Staphylococcus epidermidis, is a common microflora of human body that can cause opportunistic infections associated with indwelling devices. It is resistant to multiple antibiotics necessitating the need for naturally occurring antibacterial agents. Malaysian propolis, a natural product obtained from beehives exhibits antimicrobial and antibiofilm properties.
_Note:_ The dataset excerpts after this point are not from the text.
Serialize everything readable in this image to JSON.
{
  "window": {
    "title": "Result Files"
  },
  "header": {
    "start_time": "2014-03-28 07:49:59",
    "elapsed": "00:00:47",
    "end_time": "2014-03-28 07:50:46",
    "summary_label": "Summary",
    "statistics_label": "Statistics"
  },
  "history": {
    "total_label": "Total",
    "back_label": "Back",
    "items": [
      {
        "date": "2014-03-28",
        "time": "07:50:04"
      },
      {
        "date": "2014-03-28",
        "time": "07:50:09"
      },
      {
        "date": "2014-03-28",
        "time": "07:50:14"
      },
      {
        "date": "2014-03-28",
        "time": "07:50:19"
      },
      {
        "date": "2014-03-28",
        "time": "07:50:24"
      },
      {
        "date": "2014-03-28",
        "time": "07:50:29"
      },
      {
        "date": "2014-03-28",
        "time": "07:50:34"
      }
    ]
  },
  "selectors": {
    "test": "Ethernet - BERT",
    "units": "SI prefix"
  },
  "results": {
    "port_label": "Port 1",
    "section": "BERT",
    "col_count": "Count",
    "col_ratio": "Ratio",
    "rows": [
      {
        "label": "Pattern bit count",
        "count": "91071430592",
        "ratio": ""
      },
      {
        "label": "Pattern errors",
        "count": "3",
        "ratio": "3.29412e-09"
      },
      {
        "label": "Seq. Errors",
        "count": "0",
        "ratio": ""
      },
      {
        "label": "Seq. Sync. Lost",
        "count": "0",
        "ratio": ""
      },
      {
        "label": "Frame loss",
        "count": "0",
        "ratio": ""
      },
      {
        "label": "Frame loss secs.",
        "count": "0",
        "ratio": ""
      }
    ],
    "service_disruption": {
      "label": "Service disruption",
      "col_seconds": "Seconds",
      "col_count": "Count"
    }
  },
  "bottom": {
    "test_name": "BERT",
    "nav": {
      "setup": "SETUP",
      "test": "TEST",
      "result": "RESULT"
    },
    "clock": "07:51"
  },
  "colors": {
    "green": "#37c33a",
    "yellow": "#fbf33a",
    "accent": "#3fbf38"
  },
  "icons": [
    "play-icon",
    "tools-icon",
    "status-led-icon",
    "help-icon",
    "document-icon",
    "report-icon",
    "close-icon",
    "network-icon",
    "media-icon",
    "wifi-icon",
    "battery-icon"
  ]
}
Chitosan-propolis nanoparticles (CPNP) were prepared using Malaysian propolis and tested for their effect against S. epidermidis. The cationic nanoparticles depicted a zeta potential of +40 and increased the net electric charge (zeta potential) of S. epidermidis from -17 to -11 mV in a concentration-dependent manner whereas, ethanol (Eth) and ethyl acetate (EA) extracts of propolis further decreased the zeta potential from -17 to -20 mV. Confocal laser scanning microscopy (CLSM) depicted that CPNP effectively disrupted biofilm formation by S. epidermidis and decreased viability to ~25% compared to Eth and EA with viability of ~60-70%. CPNP was more effective in reducing the viability of both planktonic as well as biofilm bacteria compared to Eth and EA. At 100 μg/mL concentration, CPNP decreased the survival of biofilm bacteria by ~70% compared to Eth or EA extracts which decreased viability by only 40%-50%. The morphology of bacterial biofilm examined by scanning electron microscopy depicted partial disruption of biofilm by Eth and EA extracts and significant disruption by CPNP reducing bacterial number in the biofilm by ~90%. Real time quantitative PCR analysis of gene expression in treated bacteria showed that genes involved in intercellular adhesion such as IcaABCD, embp and other related genes were significantly downregulated by CPNP. In addition to having a direct inhibitory effect on the survival of S. epidermidis, CPNP showed synergism with the antibiotics rifampicin, ciprofloxacin, vancomycin and doxycycline suggestive of effective treatment regimens. This would help decrease antibiotic treatment dose by at least 4-fold in combination therapies thereby opening up ways of tackling antibiotic resistance in bacteria.